Cameroun: un plan d'urgence pour soutenir les régions anglophones

Cameroun: un plan d'urgence pour soutenir les régions anglophones

  Au Cameroun, le Premier ministre a décliné mercredi 20 juin devant la presse un plan d'urgence pour soutenir les régions anglophones, en proie à des violences depuis octobre dernier. Le gouvernement annonce plusieurs mesures, qui devraient coûter près de 12 milliards de FCFA. Mais l'annonce de ce plan d'urgence était l'occasion pour le gouvernement de pointer du doigt les violences, commises selon Yaoundé par les séparatistes anglophones.

Ce plan d'urgence, c'est avant tout l'occasion pour le gouvernement, de dénoncer un « climat de peur », entretenu, selon lui, par les groupes séparatistes armés autoproclamés des deux régions anglophones du Cameroun.

Le gouvernement pointe du doigt 14 personnes établies à l'étranger.
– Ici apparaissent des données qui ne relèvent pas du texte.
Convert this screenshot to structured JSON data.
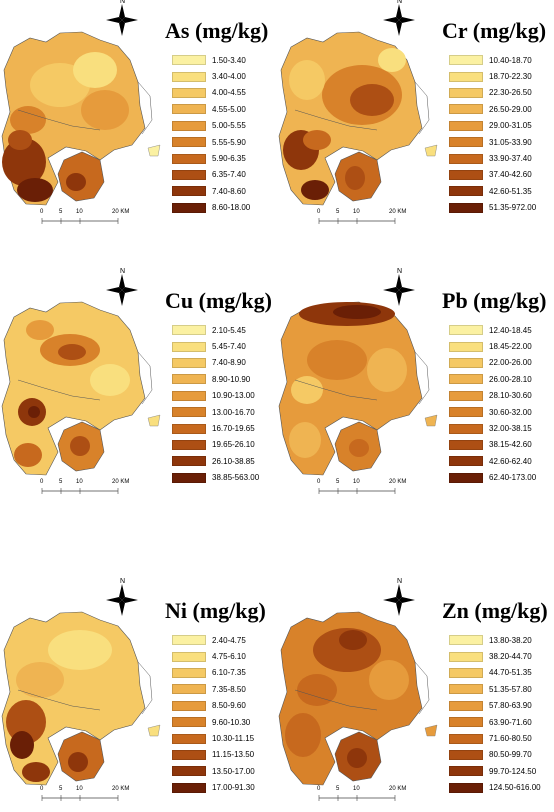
{
  "north_label": "N",
  "scale": {
    "ticks": [
      "0",
      "5",
      "10",
      "20 KM"
    ]
  },
  "class_colors": [
    "#fbf1a2",
    "#f9df7e",
    "#f5c964",
    "#efb452",
    "#e69b3c",
    "#d8822a",
    "#c7691e",
    "#ad4f14",
    "#8e360b",
    "#6a1f06"
  ],
  "panels": [
    {
      "element": "As",
      "title": "As (mg/kg)",
      "classes": [
        "1.50-3.40",
        "3.40-4.00",
        "4.00-4.55",
        "4.55-5.00",
        "5.00-5.55",
        "5.55-5.90",
        "5.90-6.35",
        "6.35-7.40",
        "7.40-8.60",
        "8.60-18.00"
      ]
    },
    {
      "element": "Cr",
      "title": "Cr (mg/kg)",
      "classes": [
        "10.40-18.70",
        "18.70-22.30",
        "22.30-26.50",
        "26.50-29.00",
        "29.00-31.05",
        "31.05-33.90",
        "33.90-37.40",
        "37.40-42.60",
        "42.60-51.35",
        "51.35-972.00"
      ]
    },
    {
      "element": "Cu",
      "title": "Cu (mg/kg)",
      "classes": [
        "2.10-5.45",
        "5.45-7.40",
        "7.40-8.90",
        "8.90-10.90",
        "10.90-13.00",
        "13.00-16.70",
        "16.70-19.65",
        "19.65-26.10",
        "26.10-38.85",
        "38.85-563.00"
      ]
    },
    {
      "element": "Pb",
      "title": "Pb (mg/kg)",
      "classes": [
        "12.40-18.45",
        "18.45-22.00",
        "22.00-26.00",
        "26.00-28.10",
        "28.10-30.60",
        "30.60-32.00",
        "32.00-38.15",
        "38.15-42.60",
        "42.60-62.40",
        "62.40-173.00"
      ]
    },
    {
      "element": "Ni",
      "title": "Ni (mg/kg)",
      "classes": [
        "2.40-4.75",
        "4.75-6.10",
        "6.10-7.35",
        "7.35-8.50",
        "8.50-9.60",
        "9.60-10.30",
        "10.30-11.15",
        "11.15-13.50",
        "13.50-17.00",
        "17.00-91.30"
      ]
    },
    {
      "element": "Zn",
      "title": "Zn (mg/kg)",
      "classes": [
        "13.80-38.20",
        "38.20-44.70",
        "44.70-51.35",
        "51.35-57.80",
        "57.80-63.90",
        "63.90-71.60",
        "71.60-80.50",
        "80.50-99.70",
        "99.70-124.50",
        "124.50-616.00"
      ]
    }
  ]
}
Yaoundé les accuse de procéder à des collectes de fonds pour acheter des armes et « financer des activités terroristes ».

Puis le document dresse une liste exhaustive des violences attribuées aux séparatistes : il y aurait plus de 120 cas d'incendies d'écoles, des attaques contre certains projets d'infrastructures, des agressions contre des administrations et les populations, des enfants embrigadés et drogués, et enfin, des attaques contre les forces de défense et de sécurité, qui auraient conduit à la perte de 84 militaires et policiers. Pas de mention, en revanche, sur le nombre de victimes du côté des séparatistes.

Dans un rapport publié la semaine dernière, Amnesty International constate de nombreux cas de violations des droits humains commis par les deux parties impliquées dans cette crise. Témoignages et photos à l'appui, l’ONG documente par exemple 23 cas de torture par les forces de sécurité, commises dans le village de Dadi dans le sud-ouest du pays.